De la maladie de la vache folle...
Chez les bovins, la maladie "de la vache folle" ou encéphalopathie spongiforme bovine a été identifiée, au Royaume Uni, en novembre 1986 . Elle a fait couler beaucoup d'encre.
En Europe, on connaissait, depuis 1732, une maladie des ovins appelée tremblante du mouton.
Le nom de "prion" a été donné au facteur infectieux de ces maladies, qui ne ressemble à aucun micro-organisme connu. Ni bactérie, ni virus, le prion pourrait être un agent d'un type radicalement nouveau.

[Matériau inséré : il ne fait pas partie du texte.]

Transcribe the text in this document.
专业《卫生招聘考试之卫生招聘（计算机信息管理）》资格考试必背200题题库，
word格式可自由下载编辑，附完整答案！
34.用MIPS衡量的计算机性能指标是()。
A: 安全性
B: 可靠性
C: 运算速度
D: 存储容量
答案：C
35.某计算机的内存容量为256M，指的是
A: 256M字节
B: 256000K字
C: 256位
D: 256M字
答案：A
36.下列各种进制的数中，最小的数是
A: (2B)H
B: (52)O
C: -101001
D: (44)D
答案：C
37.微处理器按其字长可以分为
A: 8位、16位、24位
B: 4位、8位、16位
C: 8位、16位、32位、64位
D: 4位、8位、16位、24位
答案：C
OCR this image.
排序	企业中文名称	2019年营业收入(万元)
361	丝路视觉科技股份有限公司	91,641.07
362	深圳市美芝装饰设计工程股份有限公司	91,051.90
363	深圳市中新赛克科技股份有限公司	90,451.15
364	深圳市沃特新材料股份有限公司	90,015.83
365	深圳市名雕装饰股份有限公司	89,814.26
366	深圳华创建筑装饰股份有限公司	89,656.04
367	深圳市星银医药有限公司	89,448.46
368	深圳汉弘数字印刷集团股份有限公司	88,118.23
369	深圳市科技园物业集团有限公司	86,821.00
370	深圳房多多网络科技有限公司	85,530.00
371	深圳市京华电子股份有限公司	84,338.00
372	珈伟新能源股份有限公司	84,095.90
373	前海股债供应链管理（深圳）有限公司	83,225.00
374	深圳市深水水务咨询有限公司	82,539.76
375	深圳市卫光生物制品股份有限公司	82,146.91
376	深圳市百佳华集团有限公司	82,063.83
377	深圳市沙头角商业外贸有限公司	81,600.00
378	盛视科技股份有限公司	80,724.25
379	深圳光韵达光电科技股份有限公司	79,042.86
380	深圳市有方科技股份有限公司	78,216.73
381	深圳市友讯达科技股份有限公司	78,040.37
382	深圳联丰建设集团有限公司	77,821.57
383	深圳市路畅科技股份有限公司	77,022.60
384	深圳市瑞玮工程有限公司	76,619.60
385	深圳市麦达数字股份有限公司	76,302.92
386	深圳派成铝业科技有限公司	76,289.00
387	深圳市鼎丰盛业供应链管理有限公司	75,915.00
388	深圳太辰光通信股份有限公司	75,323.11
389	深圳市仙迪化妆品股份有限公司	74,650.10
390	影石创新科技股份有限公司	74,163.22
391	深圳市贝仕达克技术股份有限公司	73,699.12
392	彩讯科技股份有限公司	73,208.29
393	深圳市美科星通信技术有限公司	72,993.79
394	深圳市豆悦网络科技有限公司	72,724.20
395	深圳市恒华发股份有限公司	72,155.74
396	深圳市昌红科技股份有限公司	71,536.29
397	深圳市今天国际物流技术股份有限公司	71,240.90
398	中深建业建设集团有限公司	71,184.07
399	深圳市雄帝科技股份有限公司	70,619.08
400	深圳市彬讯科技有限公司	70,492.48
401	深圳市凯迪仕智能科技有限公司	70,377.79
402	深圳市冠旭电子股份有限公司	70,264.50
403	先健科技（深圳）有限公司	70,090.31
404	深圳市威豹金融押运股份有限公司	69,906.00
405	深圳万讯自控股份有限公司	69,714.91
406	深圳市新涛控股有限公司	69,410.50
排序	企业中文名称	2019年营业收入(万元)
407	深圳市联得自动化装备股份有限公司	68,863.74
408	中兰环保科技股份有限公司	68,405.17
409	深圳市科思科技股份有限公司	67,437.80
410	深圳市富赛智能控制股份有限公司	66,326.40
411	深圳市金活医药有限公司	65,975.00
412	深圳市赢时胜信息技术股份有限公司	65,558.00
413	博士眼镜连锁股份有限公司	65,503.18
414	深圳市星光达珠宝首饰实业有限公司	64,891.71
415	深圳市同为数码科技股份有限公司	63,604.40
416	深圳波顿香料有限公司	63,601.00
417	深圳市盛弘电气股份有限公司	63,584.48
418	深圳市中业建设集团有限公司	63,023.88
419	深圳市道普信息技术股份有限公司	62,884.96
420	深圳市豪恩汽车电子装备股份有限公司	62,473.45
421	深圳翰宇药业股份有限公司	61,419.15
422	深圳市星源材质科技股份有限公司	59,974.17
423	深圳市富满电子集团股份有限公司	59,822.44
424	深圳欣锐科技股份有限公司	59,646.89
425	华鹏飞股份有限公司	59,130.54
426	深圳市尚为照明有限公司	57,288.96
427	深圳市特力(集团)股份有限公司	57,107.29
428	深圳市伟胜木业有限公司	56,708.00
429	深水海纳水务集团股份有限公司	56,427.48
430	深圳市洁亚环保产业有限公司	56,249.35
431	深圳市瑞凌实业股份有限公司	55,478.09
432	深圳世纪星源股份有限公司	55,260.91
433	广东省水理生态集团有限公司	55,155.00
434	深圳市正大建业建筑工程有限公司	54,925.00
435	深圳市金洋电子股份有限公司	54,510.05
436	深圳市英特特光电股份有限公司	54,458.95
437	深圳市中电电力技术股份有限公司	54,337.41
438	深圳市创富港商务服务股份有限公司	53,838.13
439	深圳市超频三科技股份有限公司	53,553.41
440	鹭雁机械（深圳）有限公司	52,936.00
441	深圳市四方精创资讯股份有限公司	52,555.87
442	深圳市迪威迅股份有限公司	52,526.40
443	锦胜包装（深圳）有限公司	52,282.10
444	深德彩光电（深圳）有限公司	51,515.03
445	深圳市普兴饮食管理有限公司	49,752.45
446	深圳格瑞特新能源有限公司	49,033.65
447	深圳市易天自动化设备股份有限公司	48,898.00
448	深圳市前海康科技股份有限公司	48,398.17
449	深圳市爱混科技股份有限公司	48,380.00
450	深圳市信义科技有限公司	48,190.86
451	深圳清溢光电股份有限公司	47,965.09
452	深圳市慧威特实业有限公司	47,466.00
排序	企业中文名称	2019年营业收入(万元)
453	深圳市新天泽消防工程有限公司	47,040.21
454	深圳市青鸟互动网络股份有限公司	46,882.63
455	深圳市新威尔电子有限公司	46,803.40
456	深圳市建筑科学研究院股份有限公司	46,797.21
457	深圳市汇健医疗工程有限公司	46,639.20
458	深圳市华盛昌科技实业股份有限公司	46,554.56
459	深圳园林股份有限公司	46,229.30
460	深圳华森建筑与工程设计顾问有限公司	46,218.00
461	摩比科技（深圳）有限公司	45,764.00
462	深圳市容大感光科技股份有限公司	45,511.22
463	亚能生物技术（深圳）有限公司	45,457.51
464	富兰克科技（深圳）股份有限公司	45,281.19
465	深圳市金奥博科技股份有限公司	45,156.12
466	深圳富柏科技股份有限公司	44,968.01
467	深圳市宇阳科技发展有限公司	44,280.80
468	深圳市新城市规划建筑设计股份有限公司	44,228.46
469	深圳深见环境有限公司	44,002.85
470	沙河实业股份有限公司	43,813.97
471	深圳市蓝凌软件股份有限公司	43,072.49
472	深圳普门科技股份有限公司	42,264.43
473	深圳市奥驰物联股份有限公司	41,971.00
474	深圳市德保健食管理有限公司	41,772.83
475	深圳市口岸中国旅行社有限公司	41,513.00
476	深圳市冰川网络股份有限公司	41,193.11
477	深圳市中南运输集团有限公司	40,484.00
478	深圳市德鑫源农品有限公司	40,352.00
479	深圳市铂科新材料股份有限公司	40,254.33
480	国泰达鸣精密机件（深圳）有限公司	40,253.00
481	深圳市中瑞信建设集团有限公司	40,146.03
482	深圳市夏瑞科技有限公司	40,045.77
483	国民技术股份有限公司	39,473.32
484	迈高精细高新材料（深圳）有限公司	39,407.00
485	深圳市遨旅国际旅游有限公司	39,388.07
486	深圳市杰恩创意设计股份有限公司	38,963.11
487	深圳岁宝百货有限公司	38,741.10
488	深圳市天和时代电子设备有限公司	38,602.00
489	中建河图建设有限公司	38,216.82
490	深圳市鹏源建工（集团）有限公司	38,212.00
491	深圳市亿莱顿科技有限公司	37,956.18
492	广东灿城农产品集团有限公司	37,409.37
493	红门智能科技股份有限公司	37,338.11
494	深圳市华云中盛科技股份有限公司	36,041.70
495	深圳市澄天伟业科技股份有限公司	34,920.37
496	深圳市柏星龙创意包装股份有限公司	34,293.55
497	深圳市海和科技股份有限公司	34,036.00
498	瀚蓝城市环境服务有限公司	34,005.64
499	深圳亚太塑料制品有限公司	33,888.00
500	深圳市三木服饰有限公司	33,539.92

....A la maladie humaine : des points communs
Les maladies à prions connues et touchant l'homme sont principalement la maladie de Creutzfeldt-Jakob (MCJ) et le kuru.
Le kuru a été décrit en 1956 par un chercheur américain, D. C. Gajdusek, dans une tribu de Nouvelle-Guinée dont les rites funéraires (cannibalisme) seraient à l'origine de la transmission de cette maladie entre les individus.
Ces maladies humaines et animales présentent des caractéristiques communes :
Elles sont transmissibles, mais le plus souvent non contagieuses, au sein de la même espèce et pour certaines, d'une espèce à l'autre. Il est possible expérimentalement de transmettre la maladie au primate et au rongeur par inoculation ou par ingestion d'extraits cérébraux. Ces modèles expérimentaux qui reproduisent une maladie proche de la maladie naturelle sont très précieux pour faire progresser les connaissances sur les agents infectieux et les mécanismes de la maladie.
Elles sont à évolution lente, sans rémission, avec une longue période d'incubation sans symptôme qui peut durer, chez l'homme, plusieurs décennies.
Après l'apparition des premiers symptômes, l'évolution est rapidement fatale sans période de rémission.
Les lésions concernent exclusivement le système nerveux central, comme le rappelle le mot "encéphalopathie".
Des cavités apparaissent dans le cytoplasme des neurones . Elles donnent au cerveau, un aspect d'éponge d'où le qualificatif de "spongiforme".
On observe également une prolifération et une hypertrophie de certaines cellules de soutien (cellules gliales ou névroglie).
La mort neuronale probablement par apoptose est toujours observée et des dépôts de protéines sont parfois présents sous forme de plaques.
En dépit de ces modifications du tissu nerveux, aucune réaction immunitaire n'a pu être décelée.
L'examen du tissu nerveux, par une biopsie du cerveau ou préférentiellement par autopsie, permet de porter le diagnostic mais il n'existe à ce jour aucun traitement.
Les agents infectieux qui présentent d'étranges propriétés n'ont jamais pu être isolés. Ils demeurent invisibles et sont dénommés "Agents Transmissibles Non Conventionnels" ou ATNC, ce qui montre bien leur caractère singulier et énigmatique.
Selon l'hypothèse la plus admise à ce jour, elles seraient dues à l'accumulation dans le cerveau d'une protéine anormale dérivée d'une molécule normale, la PrP, présente chez l'individu sain.